Q. Does a flu shot work right away?
No. It takes about two weeks after the vaccination for antibodies to develop in the body and provide protection against influenza virus infection. In the meantime, you are still at risk for getting the flu. That's why it's better to get vaccinated early in the fall, before the flu season really gets under way.
Q. Can I get the flu even though I got a flu shot this year?
Yes. The ability of a flu shot to protect a person depends on two things: 1) the age and health status of the person getting the shot, and 2) the similarity or "match" between the virus strains in the vaccine and those in circulation. When the "match" between vaccine and circulating strains is close, flu vaccine prevents influenza in about 70%-90% of healthy persons younger than age 65 years.
Among elderly persons living outside chronic-care facilities (such as nursing homes) and those persons with long-term (chronic) medical conditions, flu vaccine is 30%-70% effective in preventing hospitalization for pneumonia and influenza.
Among elderly nursing home residents, flu vaccine is most effective in preventing severe illness, secondary complications, and deaths related to the flu. In this population, the vaccine can be 50%-60% effective in preventing hospitalization or pneumonia and 80% effective in preventing death from the flu.

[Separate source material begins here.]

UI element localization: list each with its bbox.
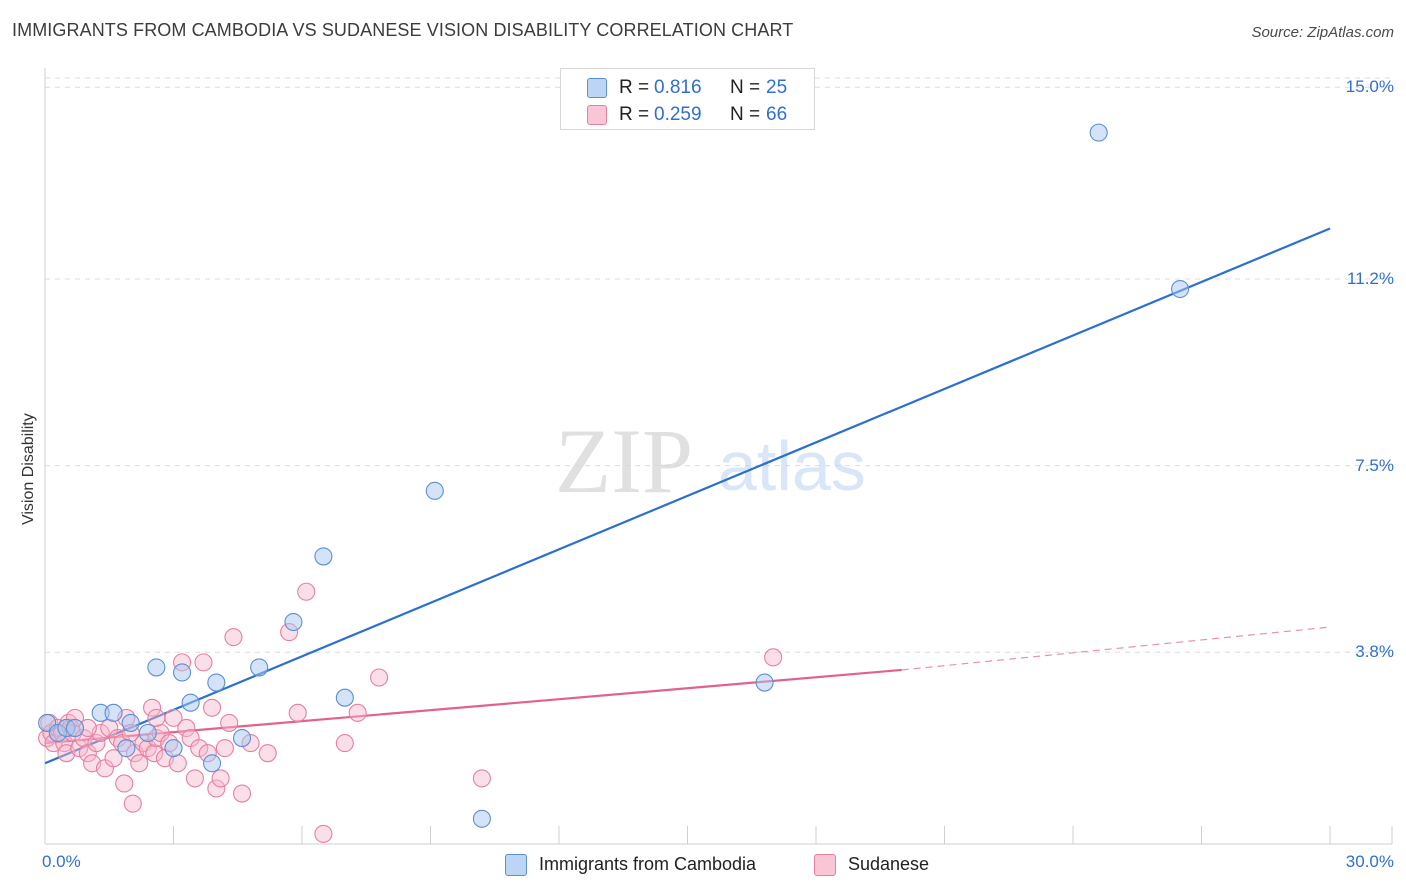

Many people think that "the flu" is any illness with fever or cold-like symptoms, or any illness with stomach or intestinal problems, such as vomiting, nausea, or diarrhea. They may expect flu vaccine to prevent these illnesseses. But flu shots are effective only against illness caused by flu viruses, and not against other causes of fever, colds, or gastro-intestinal illnesses caused by other viruses.
Q. How are the viruses for flu shots selected?

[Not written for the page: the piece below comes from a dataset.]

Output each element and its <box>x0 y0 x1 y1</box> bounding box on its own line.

Flu Strains for Vaccine Are Carefully Selected Each year, many labs throughout the world, including in the United States, collect flu viruses. Some of these flu viruses are sent to one of four World Health Organization (WHO) reference labs, one of which is at the Centers for Disease Control and Prevention (CDC) in Atlanta, for detailed testing.
These laboratories also test how well antibodies made to the current vaccine react to the circulating virus and new flu viruses. This information, along with information about flu activity, is summarized and presented to an advisory committee of the U.S. Food and Drug Administration (FDA) and at a WHO meeting. These meetings result in the selection of three viruses (two subtypes of influenza A viruses and one influenza B virus) to go into flu shots for the following fall and winter. Usually one or two of the three virus strains change in the vaccine each year.